Pricing Structure And Long-Context Cost Inflection
Sources: 1 • Confidence: Medium • Updated: 2026-03-08 21:22
Key takeaways
- GPT-5.4 pricing is slightly higher than the GPT-5.2 family, and both GPT-5.4 models cost more when usage exceeds 272,000 tokens.
- GPT-5.4 outperforms GPT-5.3-Codex on coding-related benchmarks.
- On an internal benchmark of spreadsheet modeling tasks resembling junior investment banking analyst work, GPT-5.4 scored 87.3% versus 68.4% for GPT-5.2.
- In one reported instance, generating an image with GPT-5.4 Pro took 4 minutes 45 seconds and cost $1.55.
- It is unknown whether a GPT-5.4 Codex variant will be released or whether the Codex line has been merged into the main GPT-5.4 family.
Sections
Pricing Structure And Long-Context Cost Inflection
- GPT-5.4 pricing is slightly higher than the GPT-5.2 family, and both GPT-5.4 models cost more when usage exceeds 272,000 tokens.
Capability Crossover: General Model Vs Specialized Coding Model
- GPT-5.4 outperforms GPT-5.3-Codex on coding-related benchmarks.
Business Spreadsheet Modeling Performance Delta
- On an internal benchmark of spreadsheet modeling tasks resembling junior investment banking analyst work, GPT-5.4 scored 87.3% versus 68.4% for GPT-5.2.
Image Generation Operational Characteristics (Latency And Cost)
- In one reported instance, generating an image with GPT-5.4 Pro took 4 minutes 45 seconds and cost $1.55.
Product-Line Uncertainty: Codex As Separate Sku Vs Merged
- It is unknown whether a GPT-5.4 Codex variant will be released or whether the Codex line has been merged into the main GPT-5.4 family.
Watchlist
- It is unknown whether a GPT-5.4 Codex variant will be released or whether the Codex line has been merged into the main GPT-5.4 family.
Unknowns
- What are the exact per-token prices for GPT-5.4 versus GPT-5.2 at or below 272,000 tokens and above 272,000 tokens, and how is the threshold applied (per request, per day, per billing period)?

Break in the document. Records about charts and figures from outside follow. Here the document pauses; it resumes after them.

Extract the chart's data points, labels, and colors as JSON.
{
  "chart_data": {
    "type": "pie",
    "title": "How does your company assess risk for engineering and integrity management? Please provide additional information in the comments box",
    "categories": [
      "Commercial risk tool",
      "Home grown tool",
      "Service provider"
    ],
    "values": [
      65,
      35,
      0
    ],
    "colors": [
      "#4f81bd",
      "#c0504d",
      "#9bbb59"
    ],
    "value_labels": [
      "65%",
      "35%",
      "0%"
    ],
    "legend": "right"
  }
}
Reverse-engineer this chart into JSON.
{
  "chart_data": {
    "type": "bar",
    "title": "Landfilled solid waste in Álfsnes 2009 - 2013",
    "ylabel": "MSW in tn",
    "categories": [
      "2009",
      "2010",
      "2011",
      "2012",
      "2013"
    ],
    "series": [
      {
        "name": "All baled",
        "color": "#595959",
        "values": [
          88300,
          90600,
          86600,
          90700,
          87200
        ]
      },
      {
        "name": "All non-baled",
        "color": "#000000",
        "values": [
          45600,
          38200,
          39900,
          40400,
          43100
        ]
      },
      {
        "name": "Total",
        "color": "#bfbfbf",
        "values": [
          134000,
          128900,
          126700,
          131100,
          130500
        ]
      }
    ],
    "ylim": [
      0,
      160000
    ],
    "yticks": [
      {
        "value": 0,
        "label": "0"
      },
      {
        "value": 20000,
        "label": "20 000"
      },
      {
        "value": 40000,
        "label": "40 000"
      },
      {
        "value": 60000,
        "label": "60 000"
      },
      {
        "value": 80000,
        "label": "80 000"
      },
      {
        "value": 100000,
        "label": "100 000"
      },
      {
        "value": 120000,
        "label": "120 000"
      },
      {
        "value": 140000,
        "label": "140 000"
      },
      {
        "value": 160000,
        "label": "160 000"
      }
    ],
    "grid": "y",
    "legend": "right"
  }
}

- What specific benchmarks support the claim that GPT-5.4 outperforms GPT-5.3-Codex on coding, and what is the magnitude of the improvement across tasks?
- Will there be a distinct GPT-5.4-Codex (or equivalent) model, or is the Codex line being discontinued/merged, and on what timeline?
- What is the spreadsheet modeling benchmark definition (task types, allowed tools, grading rubric), and do third-party evaluations reproduce the reported GPT-5.4 vs GPT-5.2 gap?
- What are typical (median and tail) latency and cost for GPT-5.4 Pro image generation across prompts and times, and how variable are these metrics?